Philip Lowe announces the Reserve Bank is changing forever and reveals how it will affect interest rate decisions for Australians

  •  Reserve Bank governor announces permanent changes
  •  Philip Lowe faces being replaced by mid-September 

Embattled Reserve Bank Governor Philip Lowe has revealed the major changes that will affect Australia’s key interest rate making body following a review. 

From next year, the RBA would hold eight board meetings instead of 11 with decisions to be made in February, May, August and November.

The meetings will run from Monday afternoon into Tuesday morning with a 3.30pm media conference to be held after each meeting.

An unattributed vote will also be made public on where the nine board members stood on monetary policy.

A specialist monetary policy team, made up of economists, would be making decisions instead of the current approach where corporate leaders are also asked for input. 

Dr Lowe, who faces being replaced when his seven-year term ends on September 17, on Wednesday said he was happy to have his job. 

‘I don’t know if I’m the happiest central banker but I’m the most fortune,’ he told an Economic Society of Australia lunch in Brisbane.

He faces being the shortest-serving governor in almost three decades after suggesting in 2021 interest rates would stay on hold at a record-low of 0.1 per cent until 2024 ‘at the earliest’. 
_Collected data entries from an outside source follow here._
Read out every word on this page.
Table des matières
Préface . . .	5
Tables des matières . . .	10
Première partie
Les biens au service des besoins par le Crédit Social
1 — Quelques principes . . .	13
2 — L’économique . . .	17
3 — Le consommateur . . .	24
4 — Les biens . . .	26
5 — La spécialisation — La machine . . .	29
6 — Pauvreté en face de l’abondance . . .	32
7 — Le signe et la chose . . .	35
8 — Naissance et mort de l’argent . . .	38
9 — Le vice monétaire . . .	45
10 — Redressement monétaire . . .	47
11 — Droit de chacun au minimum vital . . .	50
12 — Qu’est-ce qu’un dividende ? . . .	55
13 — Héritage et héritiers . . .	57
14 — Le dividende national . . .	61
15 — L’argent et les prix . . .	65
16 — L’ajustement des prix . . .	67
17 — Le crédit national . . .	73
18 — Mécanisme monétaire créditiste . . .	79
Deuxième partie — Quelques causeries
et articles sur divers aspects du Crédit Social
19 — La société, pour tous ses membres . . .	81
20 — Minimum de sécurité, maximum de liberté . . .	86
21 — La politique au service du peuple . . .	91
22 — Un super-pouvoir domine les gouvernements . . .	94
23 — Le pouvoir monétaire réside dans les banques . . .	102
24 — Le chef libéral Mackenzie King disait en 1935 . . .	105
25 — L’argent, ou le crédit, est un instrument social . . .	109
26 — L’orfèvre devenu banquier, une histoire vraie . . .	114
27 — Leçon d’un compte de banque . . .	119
But interest rates since May 2022 have risen 12 times to an 11-year high of 4.1 per cent, marking the most aggressive pace of monetary policy tightening since 1989. 

The Reserve Bank is expecting inflation to remain above its 2 to 3 per cent target until mid-2025, with May’s rate moderating to 5.6 per cent, down from 6.8 per cent. 

‘We’re deadly serious about this,’ Dr Lowe said on Wednesday. 

Before Dr Lowe’s term ends, Treasurer Jim Chalmers has confirmed he will be travelling to India with the Reserve Bank chief for the G20 summit. 

‘I will be travelling to India with governor Lowe,’ he told reporters in Melbourne on Wednesday.

‘He and I will work closely together to represent Australia’s interest in that forum.’

The RBA review was conducted by Professor Carolyn A. Wilkins, a former senior deputy governor at the Bank of Canada; Professor Renée Fry‑McKibbin, a professor of economics at Australian National University; and Dr Gordon de Brouwer, Secretary for Public Sector Reform.